When she smiled at doctors, she was told her condition was not something to smile about, she said. When her friends brought her a balloon to wish her a quick recovery, it was taken from her, she said, at risk she could use the string to harm herself.

According to the UNC’s Department of Emergency Medicine’s 2009 procedures manual, policies such as surveillance by a nursing assistant and removal of clothing are standard for patients who are suicidal and involuntarily committed to the hospital.

Balagopal’s experience in dealing with mental health at UNC highlights a growing issue at universities across the nation: How students who pose a threat to themselves are handled on campus.

Balagopal said her experience was similar to one of a prisoner or a criminal, as if she were being punished for thoughts of self-injury.
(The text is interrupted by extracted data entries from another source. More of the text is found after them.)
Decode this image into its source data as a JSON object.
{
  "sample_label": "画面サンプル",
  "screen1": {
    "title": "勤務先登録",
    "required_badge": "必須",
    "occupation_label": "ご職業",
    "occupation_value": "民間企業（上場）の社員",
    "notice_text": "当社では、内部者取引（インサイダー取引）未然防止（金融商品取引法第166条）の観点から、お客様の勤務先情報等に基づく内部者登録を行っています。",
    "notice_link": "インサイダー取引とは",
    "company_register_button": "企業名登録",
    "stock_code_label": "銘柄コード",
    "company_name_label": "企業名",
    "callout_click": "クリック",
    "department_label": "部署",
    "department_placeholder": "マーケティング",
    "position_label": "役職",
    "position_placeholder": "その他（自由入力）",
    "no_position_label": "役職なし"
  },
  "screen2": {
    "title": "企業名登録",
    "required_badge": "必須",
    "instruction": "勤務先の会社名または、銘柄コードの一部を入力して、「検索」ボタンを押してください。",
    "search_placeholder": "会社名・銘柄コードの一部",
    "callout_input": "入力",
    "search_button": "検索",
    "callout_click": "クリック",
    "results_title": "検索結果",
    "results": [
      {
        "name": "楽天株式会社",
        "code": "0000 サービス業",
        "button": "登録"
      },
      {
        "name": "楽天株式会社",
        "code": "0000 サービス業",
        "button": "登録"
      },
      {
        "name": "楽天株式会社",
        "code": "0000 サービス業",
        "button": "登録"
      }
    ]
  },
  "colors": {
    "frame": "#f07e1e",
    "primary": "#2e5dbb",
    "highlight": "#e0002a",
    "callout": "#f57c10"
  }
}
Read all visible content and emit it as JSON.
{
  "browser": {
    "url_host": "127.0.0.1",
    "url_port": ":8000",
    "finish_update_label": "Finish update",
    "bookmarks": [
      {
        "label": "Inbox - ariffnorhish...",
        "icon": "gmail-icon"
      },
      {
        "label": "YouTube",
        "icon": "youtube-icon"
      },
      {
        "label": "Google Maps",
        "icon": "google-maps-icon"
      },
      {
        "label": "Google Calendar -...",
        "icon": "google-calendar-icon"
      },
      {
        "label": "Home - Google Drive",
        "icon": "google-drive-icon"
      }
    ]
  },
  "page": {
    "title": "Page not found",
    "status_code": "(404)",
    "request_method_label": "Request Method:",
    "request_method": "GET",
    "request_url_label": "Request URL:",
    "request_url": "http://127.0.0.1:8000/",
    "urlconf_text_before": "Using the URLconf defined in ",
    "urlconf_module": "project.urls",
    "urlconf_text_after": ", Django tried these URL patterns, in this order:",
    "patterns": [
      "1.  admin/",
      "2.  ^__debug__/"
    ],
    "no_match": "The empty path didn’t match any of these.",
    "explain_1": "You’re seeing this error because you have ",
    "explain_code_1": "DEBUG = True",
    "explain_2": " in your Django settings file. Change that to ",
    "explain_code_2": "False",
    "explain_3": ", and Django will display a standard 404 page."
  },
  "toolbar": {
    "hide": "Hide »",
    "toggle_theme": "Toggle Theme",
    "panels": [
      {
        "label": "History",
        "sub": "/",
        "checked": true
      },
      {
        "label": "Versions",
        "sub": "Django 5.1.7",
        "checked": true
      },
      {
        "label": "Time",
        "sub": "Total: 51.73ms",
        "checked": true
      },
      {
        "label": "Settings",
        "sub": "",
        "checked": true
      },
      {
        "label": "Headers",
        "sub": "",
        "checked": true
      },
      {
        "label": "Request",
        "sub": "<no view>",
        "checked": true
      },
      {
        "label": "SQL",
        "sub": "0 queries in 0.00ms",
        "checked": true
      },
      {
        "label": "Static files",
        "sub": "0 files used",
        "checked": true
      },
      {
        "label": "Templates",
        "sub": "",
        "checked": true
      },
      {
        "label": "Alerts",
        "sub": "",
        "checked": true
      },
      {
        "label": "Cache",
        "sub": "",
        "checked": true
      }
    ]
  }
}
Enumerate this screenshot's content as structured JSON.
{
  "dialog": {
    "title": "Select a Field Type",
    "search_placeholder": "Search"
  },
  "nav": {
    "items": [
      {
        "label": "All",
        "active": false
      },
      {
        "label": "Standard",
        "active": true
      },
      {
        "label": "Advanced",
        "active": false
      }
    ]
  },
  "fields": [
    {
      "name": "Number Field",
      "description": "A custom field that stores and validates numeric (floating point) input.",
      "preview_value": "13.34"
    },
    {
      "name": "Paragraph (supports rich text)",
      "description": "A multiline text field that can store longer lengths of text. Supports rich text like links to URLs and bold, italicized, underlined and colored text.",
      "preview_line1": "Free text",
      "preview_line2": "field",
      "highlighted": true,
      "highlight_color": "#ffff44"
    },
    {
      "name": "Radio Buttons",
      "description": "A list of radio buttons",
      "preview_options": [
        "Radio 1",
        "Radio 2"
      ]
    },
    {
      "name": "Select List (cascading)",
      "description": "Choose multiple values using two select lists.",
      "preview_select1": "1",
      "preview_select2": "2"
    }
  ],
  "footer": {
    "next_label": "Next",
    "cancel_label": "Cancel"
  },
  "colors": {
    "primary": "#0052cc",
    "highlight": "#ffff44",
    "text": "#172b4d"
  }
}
Those feelings were only exacerbated by how her case was handled by the University, she said.

The University, while unable to comment on specific cases, said it makes all decisions regarding mental health based on what is safest and most supportive for a student.

“We want to get you connected with whatever support, services, resources or treatment we can,” said Desirée Rieckenberg, UNC’s senior associate dean of students.

When Balagopal was released from UNC Hospitals six days later, she was required to meet with a representative from UNC’s Emergency Evaluation and Action Committee before she could return to class. The committee serves to evaluate students and situations that might pose a threat to campus.

Immediately, she said, she was encouraged to withdraw.

“There was all this pressure of that’s what I was supposed to do,” Balagopal said. “I kept saying I just wanted to graduate and get out of here – I only had a couple of months left. But I just kept getting pushed to withdraw, as if that were so easy and idealistic.”

“I’m on a tuition-grant from my high school. I’m a National Merit Scholar,” she said. “I could lose them if I withdraw. How can you tell me this is the best thing for me if I’m going to put myself and my family through unimaginable financial burden?”

Balagopal said she emphasized that she wanted to stay, but was continually told by administrators and counselors that leaving would be the best thing for her. Ultimately, unsure of how to proceed, she voluntarily withdrew from UNC just months before graduation.

Some students who have interacted with UNC regarding their mental health conditions say they were treated as a liability – sent away from campus for counseling and highly encouraged, even threatened, to withdraw. University administrators and counselors say they make every effort to keep students on campus, only encouraging withdrawal if students are at risk of ruining their grades, or if a more stable environment can be provided at home.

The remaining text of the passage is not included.